TAVI involves manipulation of the calcified aortic valve and aortic wall by using a delivery catheter system, pre-dilatation, positioning and implantation of the prosthetic valve, and post-dilatation. Therefore, detachment of fragments of the calcified native valve and the aorta may occur, leading to cerebral embolism [9]. One study with transcranial Doppler in TAVI showed that cerebral embolism often occurs during prosthetic valve positioning and valve deployment [10]. Aortic valve calcium score, measured by CT, has been reported to be an independent risk factor for TAVI-related stroke [11]. Our case had a high aortic valve calcium score of 3140 Agatston units, suggesting that the patient was at a high risk of stroke. Calcification of the left ventricular outflow tract and calcification of the aortic arch have also been reported as predictive factors for TAVI-related stroke [12, 13]. Conversely, it has also been reported that calcification of the aortic valve predicted an increase of white matter hyperintensity volume, while calcification of the aortic arch and calcification of the left ventricular outflow tract are not associated with an increase in white matter hyperintensity volume after TAVI [14].

In our case, calcified lesions were observed in the aortic valve, aortic arch, and descending aorta, but cerebral emboli occurred bilaterally in the cerebrum and cerebellum. Therefore, we believe that the source of the embolism might have been located more proximally than the first branch of the aortic arch, that is, the emboli were calcified lesions of the aortic valve.

In TAVI, a calcified aortic valve can embolize organs other than the brain. Considering that calcified lesions disperse to the arch branch, it is quite conceivable that emboli disperse from the subclavian artery to the upper extremity arteries and cause embolism. However, there has been only one case report of a calcified lesion of the aortic valve causing limb arterial embolism [15]. In our case, left radial arterial pressure decreased, and the pulse wave of the pulse oximeter attached to the left hand weakened during surgery, and left-hand ischemia was revealed postoperatively. It is thought that the detachment of the aortic valve lesion caused left upper extremity embolism in the same way as the cerebral embolism. Since the attenuation of the radial arterial pressure improved during the operation, upper extremity angiography was not performed. The left-hand ischemia was fortunately resolved without intervention, but imaging studies would be necessary for a definitive diagnosis and treatment.

CAVB can occur in TAVI mainly because the prosthetic valve physically impairs the conduction system, but transient CAVB can also occur when the left ventricular wire crosses the aortic valve [16]. The incidence of postoperative pacemaker implantation is as high as 3.8–25.9% [1,2,3,4,5,6], and there are various predictive factors for pacemaker implantation including preoperative conduction disturbances, use of self-expandable valves, and depth of valve placement [17]. However, in this case, the timing of CAVB was not after deployment of the prosthetic valve but during valve position adjustment. Considering that the calcified lesion of the aortic valve caused cerebral and upper extremity embolisms, CAVB may also have been an embolism caused by dispersal of calcified debris, with embolism to the atrioventricular branch of the right coronary artery. While abnormal findings were not detected in ST-T of ECG, TTE, and coronary angiography during the events, ST-T depression in II, III, and aVF was observed on the postoperative day 1. In addition, high-sensitive troponin T was increased on postoperative day 1 compared to preoperative value (hsTnT: 0.0212 to 0.348 μg/mL). Those results suggest that right coronary artery ischemia, which might have been caused by dispersal of calcified debris from valve lesions, occurred intraoperatively.
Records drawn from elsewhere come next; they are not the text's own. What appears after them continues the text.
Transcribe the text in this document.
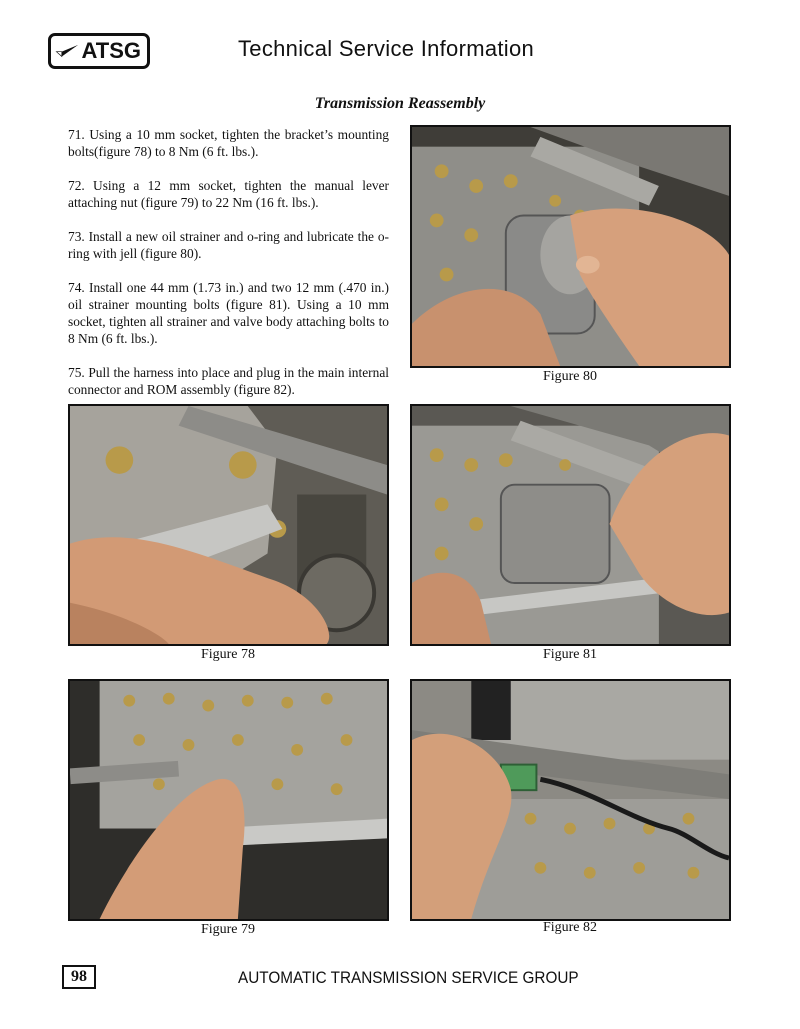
ATSG	Technical Service Information
Transmission Reassembly

71. Using a 10 mm socket, tighten the bracket’s mounting bolts(figure 78) to 8 Nm (6 ft. lbs.).

72. Using a 12 mm socket, tighten the manual lever attaching nut (figure 79) to 22 Nm (16 ft. lbs.).

73. Install a new oil strainer and o-ring and lubricate the o-ring with jell (figure 80).

74. Install one 44 mm (1.73 in.) and two 12 mm (.470 in.) oil strainer mounting bolts (figure 81). Using a 10 mm socket, tighten all strainer and valve body attaching bolts to 8 Nm (6 ft. lbs.).

75. Pull the harness into place and plug in the main internal connector and ROM assembly (figure 82).

Figure 80
Figure 78	Figure 81
Figure 79	Figure 82
98	AUTOMATIC TRANSMISSION SERVICE GROUP
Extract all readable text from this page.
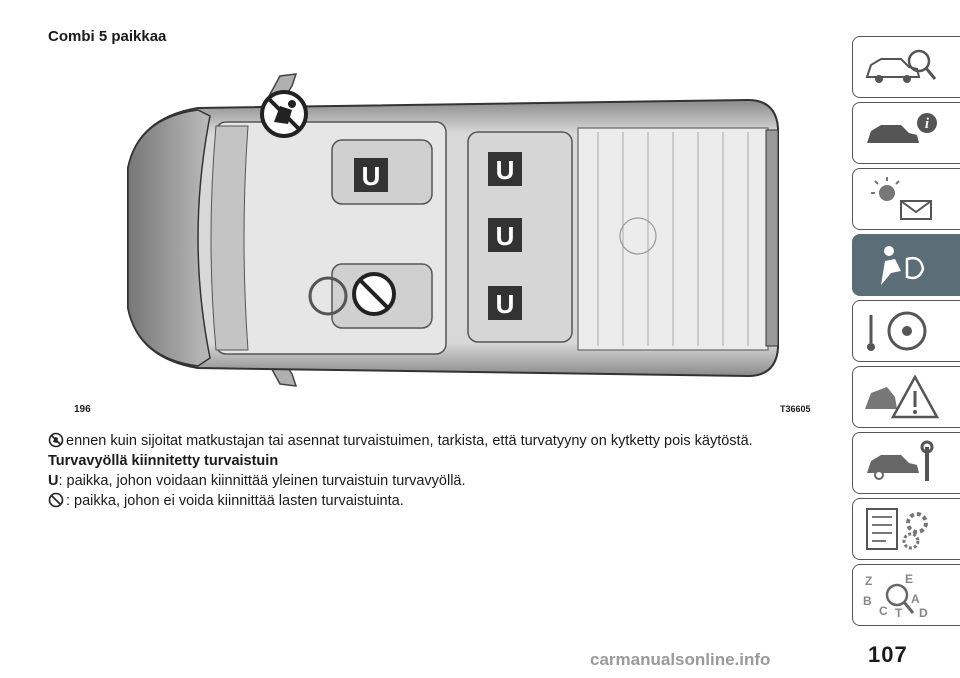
Combi 5 paikkaa
U	U
U
U
196	T36605
ennen kuin sijoitat matkustajan tai asennat turvaistuimen, tarkista, että turvatyyny on kytketty pois käytöstä.
Turvavyöllä kiinnitetty turvaistuin
U: paikka, johon voidaan kiinnittää yleinen turvaistuin turvavyöllä.
: paikka, johon ei voida kiinnittää lasten turvaistuinta.
i
Z	E
B
C
A
D
T
107
carmanualsonline.info
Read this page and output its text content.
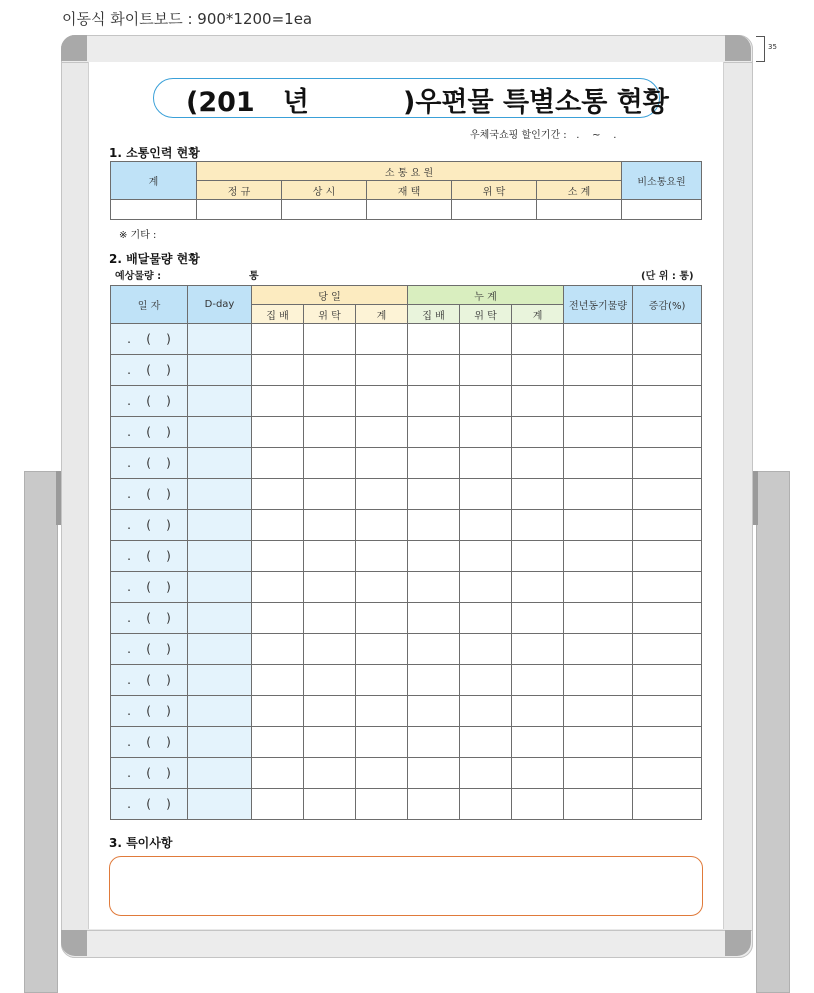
이동식 화이트보드 : 900*1200=1ea
35
(201   년          )우편물 특별소통 현황
우체국쇼핑 할인기간 :   .    ~    .
1. 소통인력 현황
계	소 통 요 원					비소통요원
	정 규	상 시	재 택	위 탁	소 계	

※ 기타 :
2. 배달물량 현황
예상물량 :	통	(단 위 : 통)
일 자	D-day	당 일			누 계			전년동기물량	증감(%)
		집 배	위 탁	계	집 배	위 탁	계		
.    (    )									
.    (    )									
.    (    )									
.    (    )									
.    (    )									
.    (    )									
.    (    )									
.    (    )									
.    (    )									
.    (    )									
.    (    )									
.    (    )									
.    (    )									
.    (    )									
.    (    )									
.    (    )									
3. 특이사항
As far as we have investigated, we have not found any reports of CAVB due to embolism from valve lesions, but it is important to assume that possibility.

Conclusions

We reported a case of postoperative multiple stroke, left upper extremity ischemia, and intraoperative CAVB in TAVI. Careful attention must be paid to the risk of various embolisms caused by a calcified lesion of the aortic valve.